Vote Switching from the Perspective of Data Processing
Posted on 23 Nov 2020; 03:00 AM IST. Last Updated 24 Nov 2020; 07:40 PM IST.Summary: The covid pandemic could have forced some countries to adopt Mail-In voting as a viable alternative to In-Person voting in 2020 elections. This article highlights some of the issues around Mail-In voting, in an election.
The covid pandemic could have forced some countries to adopt Main-In voting as a viable alternative to In-Person voting in 2020 elections.
One of the biggest hurdles of Mail-In voting lies in establishing the Identity of the legal voter. If the identity of the legal voter is not established according to a strict standard, there could be many spurious votes. For example, if drivers license is used as an identification, then almost every resident of a state (as against legal citizens), could vote in the election.
Depending on how they are processed, Mail-In voting could lead to several discrepancies listed below.
a) Allow to cast a vote on behalf of a person, who did not vote.
b) Prevent a person from casting the legal vote.

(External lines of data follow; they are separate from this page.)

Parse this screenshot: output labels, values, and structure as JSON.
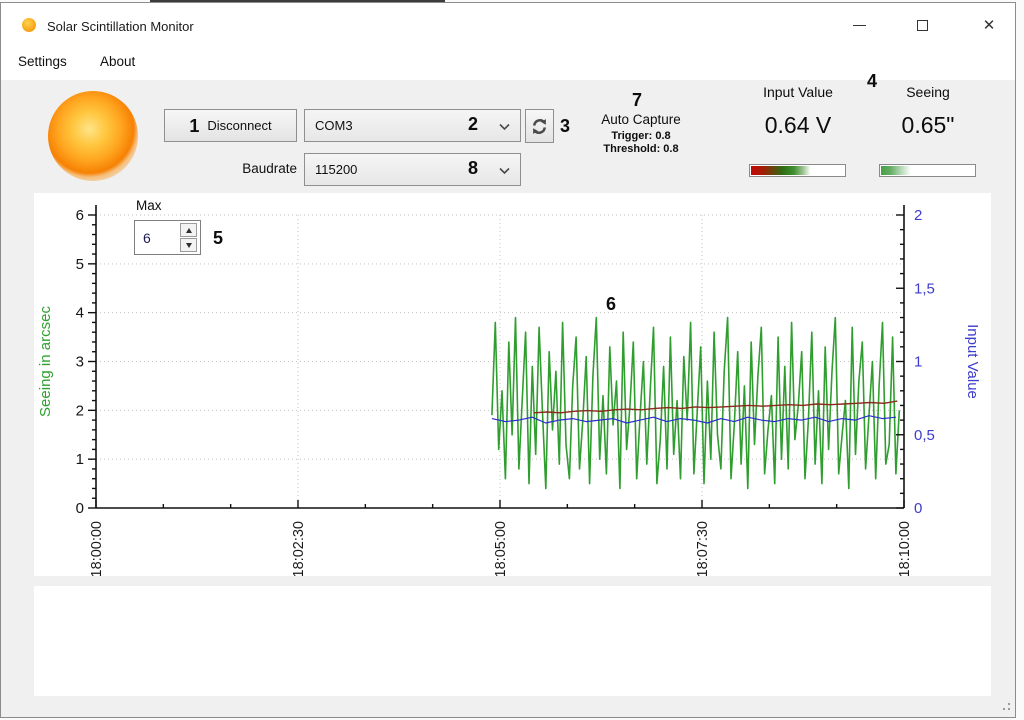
{
  "window": {
    "title": "Solar Scintillation Monitor",
    "controls": {
      "close_glyph": "✕"
    }
  },
  "menu": {
    "items": [
      {
        "label": "Settings"
      },
      {
        "label": "About"
      }
    ]
  },
  "toolbar": {
    "disconnect_label": "Disconnect",
    "port": {
      "value": "COM3"
    },
    "baudrate_label": "Baudrate",
    "baudrate": {
      "value": "115200"
    },
    "refresh_icon": "refresh-ports",
    "auto_capture": {
      "title": "Auto Capture",
      "trigger": "Trigger: 0.8",
      "threshold": "Threshold: 0.8"
    },
    "input_value": {
      "label": "Input Value",
      "value": "0.64 V"
    },
    "seeing": {
      "label": "Seeing",
      "value": "0.65\""
    }
  },
  "callouts": {
    "n1": "1",
    "n2": "2",
    "n3": "3",
    "n4": "4",
    "n5": "5",
    "n6": "6",
    "n7": "7",
    "n8": "8"
  },
  "max_spinner": {
    "label": "Max",
    "value": "6"
  },
  "chart_data": {
    "type": "line",
    "title": "",
    "grid": "dotted",
    "x_axis": {
      "range_s": [
        0,
        600
      ],
      "ticks_s": [
        0,
        150,
        300,
        450,
        600
      ],
      "tick_labels": [
        "18:00:00",
        "18:02:30",
        "18:05:00",
        "18:07:30",
        "18:10:00"
      ],
      "minor_step_s": 50
    },
    "left_axis": {
      "label": "Seeing in arcsec",
      "range": [
        0,
        6
      ],
      "major_step": 1,
      "minor_step": 0.2,
      "color": "#2fa12f",
      "tick_color": "#151515"
    },
    "right_axis": {
      "label": "Input Value",
      "range": [
        0,
        2
      ],
      "major_step": 0.5,
      "minor_step": 0.1,
      "tick_labels": [
        "0",
        "0,5",
        "1",
        "1,5",
        "2"
      ],
      "color": "#3c3ccd"
    },
    "series": [
      {
        "name": "seeing",
        "axis": "left",
        "color": "#2f9e2f",
        "width": 1.6,
        "start_s": 294,
        "step_s": 2.5,
        "values": [
          1.9,
          3.8,
          1.2,
          2.4,
          0.6,
          3.4,
          1.5,
          3.9,
          0.8,
          2.2,
          3.6,
          0.5,
          2.9,
          1.1,
          3.7,
          2.0,
          0.4,
          3.2,
          1.6,
          2.8,
          0.9,
          3.8,
          1.3,
          0.6,
          2.5,
          3.5,
          0.8,
          1.8,
          3.1,
          0.5,
          2.7,
          3.9,
          1.0,
          2.3,
          0.7,
          3.3,
          1.7,
          2.6,
          0.4,
          3.6,
          1.2,
          2.1,
          3.4,
          0.6,
          1.9,
          3.0,
          0.9,
          2.4,
          3.7,
          0.5,
          1.4,
          2.9,
          0.8,
          3.5,
          1.1,
          2.2,
          0.6,
          3.1,
          1.8,
          3.8,
          0.7,
          2.0,
          3.3,
          0.5,
          2.6,
          1.0,
          3.6,
          1.5,
          0.8,
          2.8,
          3.9,
          0.6,
          1.7,
          3.2,
          0.9,
          2.5,
          0.4,
          3.4,
          1.3,
          2.7,
          3.7,
          0.7,
          1.6,
          2.3,
          0.5,
          3.5,
          1.0,
          2.9,
          0.8,
          3.8,
          1.4,
          2.1,
          3.2,
          0.6,
          1.8,
          3.6,
          0.9,
          2.4,
          0.5,
          3.3,
          1.2,
          2.8,
          3.9,
          0.7,
          1.5,
          2.2,
          0.4,
          3.7,
          1.1,
          2.6,
          3.4,
          0.8,
          1.9,
          3.0,
          0.6,
          2.5,
          3.8,
          0.9,
          1.3,
          3.5,
          0.7,
          2.0
        ]
      },
      {
        "name": "input_value",
        "axis": "right",
        "color": "#2b2bd0",
        "width": 1.2,
        "start_s": 294,
        "step_s": 10,
        "values": [
          0.61,
          0.59,
          0.6,
          0.62,
          0.58,
          0.6,
          0.61,
          0.59,
          0.6,
          0.61,
          0.58,
          0.6,
          0.62,
          0.59,
          0.61,
          0.6,
          0.58,
          0.61,
          0.59,
          0.62,
          0.6,
          0.59,
          0.61,
          0.6,
          0.62,
          0.59,
          0.61,
          0.6,
          0.63,
          0.61,
          0.62
        ]
      },
      {
        "name": "seeing_average",
        "axis": "right",
        "color": "#8b2a1a",
        "width": 1.4,
        "start_s": 325,
        "step_s": 10,
        "values": [
          0.65,
          0.655,
          0.65,
          0.66,
          0.665,
          0.66,
          0.67,
          0.675,
          0.67,
          0.68,
          0.685,
          0.68,
          0.69,
          0.685,
          0.69,
          0.695,
          0.7,
          0.695,
          0.7,
          0.705,
          0.7,
          0.71,
          0.705,
          0.71,
          0.715,
          0.72,
          0.715,
          0.73
        ]
      }
    ]
  }
}
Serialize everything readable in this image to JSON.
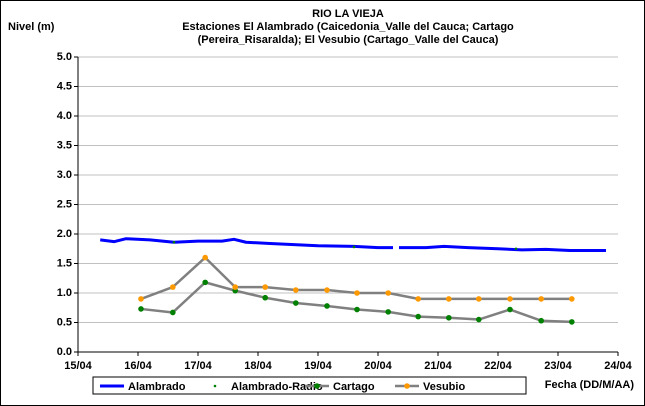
{
  "chart_data": {
    "type": "line",
    "title": "RIO LA VIEJA",
    "subtitle": [
      "Estaciones El Alambrado (Caicedonia_Valle del Cauca; Cartago",
      "(Pereira_Risaralda);  El Vesubio (Cartago_Valle del Cauca)"
    ],
    "y_label": "Nivel (m)",
    "x_label": "Fecha (DD/M/AA)",
    "xlim": [
      15,
      24
    ],
    "xticks": [
      {
        "value": 15,
        "label": "15/04"
      },
      {
        "value": 16,
        "label": "16/04"
      },
      {
        "value": 17,
        "label": "17/04"
      },
      {
        "value": 18,
        "label": "18/04"
      },
      {
        "value": 19,
        "label": "19/04"
      },
      {
        "value": 20,
        "label": "20/04"
      },
      {
        "value": 21,
        "label": "21/04"
      },
      {
        "value": 22,
        "label": "22/04"
      },
      {
        "value": 23,
        "label": "23/04"
      },
      {
        "value": 24,
        "label": "24/04"
      }
    ],
    "ylim": [
      0,
      5
    ],
    "yticks": [
      {
        "value": 0,
        "label": "0.0"
      },
      0.5,
      {
        "value": 1,
        "label": "1.0"
      },
      1.5,
      {
        "value": 2,
        "label": "2.0"
      },
      2.5,
      {
        "value": 3,
        "label": "3.0"
      },
      3.5,
      {
        "value": 4,
        "label": "4.0"
      },
      4.5,
      {
        "value": 5,
        "label": "5.0"
      }
    ],
    "grid": true,
    "legend": "bottom",
    "series": [
      {
        "name": "Alambrado",
        "color": "#0000ff",
        "line": true,
        "marker": false,
        "x": [
          15.37,
          15.6,
          15.8,
          16.2,
          16.6,
          17.0,
          17.4,
          17.6,
          17.8,
          18.2,
          18.6,
          19.0,
          19.6,
          20.0,
          20.25,
          20.3,
          20.35,
          20.8,
          21.1,
          21.5,
          22.0,
          22.4,
          22.8,
          23.2,
          23.8
        ],
        "values": [
          1.9,
          1.87,
          1.92,
          1.9,
          1.86,
          1.88,
          1.88,
          1.91,
          1.86,
          1.84,
          1.82,
          1.8,
          1.79,
          1.77,
          1.77,
          null,
          1.77,
          1.77,
          1.79,
          1.77,
          1.75,
          1.73,
          1.74,
          1.72,
          1.72
        ]
      },
      {
        "name": "Alambrado-Radio",
        "color": "#008000",
        "line": false,
        "marker": true,
        "x": [
          16.6,
          19.6,
          22.3
        ],
        "values": [
          1.86,
          1.78,
          1.75
        ]
      },
      {
        "name": "Cartago",
        "color": "#808080",
        "marker_color": "#008000",
        "line": true,
        "marker": true,
        "x": [
          16.05,
          16.58,
          17.12,
          17.62,
          18.12,
          18.63,
          19.15,
          19.65,
          20.17,
          20.67,
          21.18,
          21.68,
          22.2,
          22.72,
          23.23
        ],
        "values": [
          0.73,
          0.67,
          1.18,
          1.04,
          0.92,
          0.83,
          0.78,
          0.72,
          0.68,
          0.6,
          0.58,
          0.55,
          0.72,
          0.53,
          0.51
        ]
      },
      {
        "name": "Vesubio",
        "color": "#808080",
        "marker_color": "#ff9900",
        "line": true,
        "marker": true,
        "x": [
          16.05,
          16.58,
          17.12,
          17.62,
          18.12,
          18.63,
          19.15,
          19.65,
          20.17,
          20.67,
          21.18,
          21.68,
          22.2,
          22.72,
          23.23
        ],
        "values": [
          0.9,
          1.1,
          1.6,
          1.1,
          1.1,
          1.05,
          1.05,
          1.0,
          1.0,
          0.9,
          0.9,
          0.9,
          0.9,
          0.9,
          0.9
        ]
      }
    ]
  }
}
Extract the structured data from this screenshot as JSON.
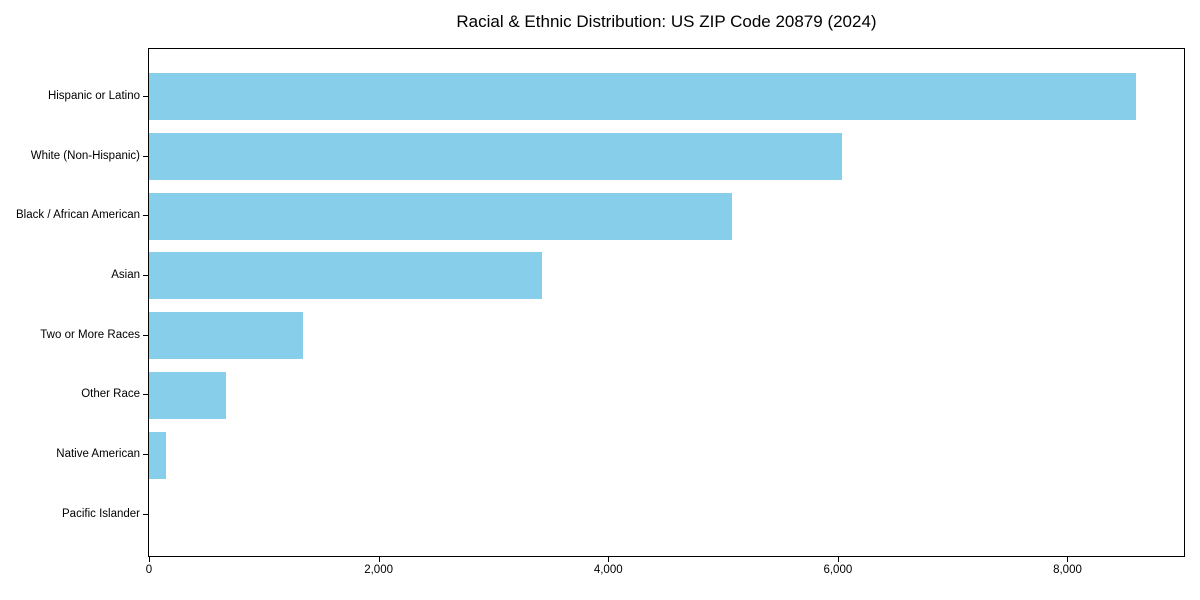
{
  "figure": {
    "background_color": "#FFFFFF",
    "axis_color": "#000000",
    "text_color": "#000000"
  },
  "chart_data": {
    "type": "bar",
    "orientation": "horizontal",
    "title": "Racial & Ethnic Distribution: US ZIP Code 20879 (2024)",
    "categories": [
      "Hispanic or Latino",
      "White (Non-Hispanic)",
      "Black / African American",
      "Asian",
      "Two or More Races",
      "Other Race",
      "Native American",
      "Pacific Islander"
    ],
    "values": [
      8600,
      6040,
      5080,
      3420,
      1340,
      670,
      145,
      0
    ],
    "bar_color": "#87CEEB",
    "xlabel": "",
    "ylabel": "",
    "xlim": [
      0,
      9015
    ],
    "xticks": [
      0,
      2000,
      4000,
      6000,
      8000
    ],
    "xtick_labels": [
      "0",
      "2,000",
      "4,000",
      "6,000",
      "8,000"
    ],
    "grid": false,
    "legend": false
  }
}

c) Switch votes between contestants.
d) Result in double counting along with In-Person voting.
e) Invalidate in-Person voting.
f) Allow people who are not legal voters to cast a vote.
The following example demonstrates how Mail-In voting could switch votes between two contestants (here after referred to as “A” and “B”), in some country named “X”.
Assume the following vote counters, while the counting is in progress.
A | B |
10,500 | 9,000 |
If 5000 Mail-In votes arrive, of which 2000 are for A, and 3000 are for B, then we expect the following scenario.
A | B |
10,500 + 2000 = 12,500 |
9,000 + 3,000 = 12,000 |
In such a case, A could be declared the Winner.
But the processing could take a mysterious turn here.
Of the 3000 Mail-In votes of B, if 1000 of them correspond to In-Person votes of A, and if the processing was defined to invalidate previous votes, then we have the following scenario.
A | B |
10,500 + 2000 - 1000 |
9,000 + 3,000 |
In this case, B could be declared the Winner.
This scenario demonstrates that B’s Mail-In votes not only caused an increase to B’s counter, but at the same time decreased A’s counter. This is called “Vote Switching”.
The above scenario, raises several questions.
a) Did the voters who voted In-Person for A, really sent a Mail-In ballot voting for B?
b) If voting allows people to change their vote, then the last vote should prevail. Is the Mail-In really the last choice?
c) Can the 1000 votes, which caused the vote switching, be spurious votes?
It is not easy to declare B as a Winner, when these questions are not answered in good earnest.
From the example(s) given above, it may be noted that spurious Mail-In votes could play havoc, in an election.
The best possible mechanism to prevent spurious votes is to enforce strict “Signature Checks”.
Spurious votes, may be identified by comparing ballots processed by postal services with ballot counts received at counting centers. The example presented below demonstrates the technique.
Mail-In ballots Requested |
4000 |
Mail-In ballots Sent |
4000 |
Mail-In ballots delivered by post office to voters |
4000 |
Mail-In ballots delivered by post office to counting centers |
4000 |
Mail-In ballots Received |
5000 |
Mail-In ballots | 5000 |
The postal evidence demonstrates that only 4000 ballots moved back and forth, whereas the counting centers received 5000.
Conclusion:
Vote switching can also be accomplished by employing intrusion techniques, where an intruder changes the algorithm employed for counting the votes.
Nevertheless, the fraud can be easily detected by a simple hand count or by machine recount with safeguards.
Typically, intrusion techniques play out well in “banana republics”, where the notion of recount may not exist.
In democracies, where recounts and extensive audits are possible, intrusion techniques may be less favoured by fraudsters, compared to spurious votes.
Remarks:
The content of this article and the examples given here do not pertain to any election in any country or state. The data given in the examples are randomly chosen numbers, and any similarity with real world data is purely coincidental.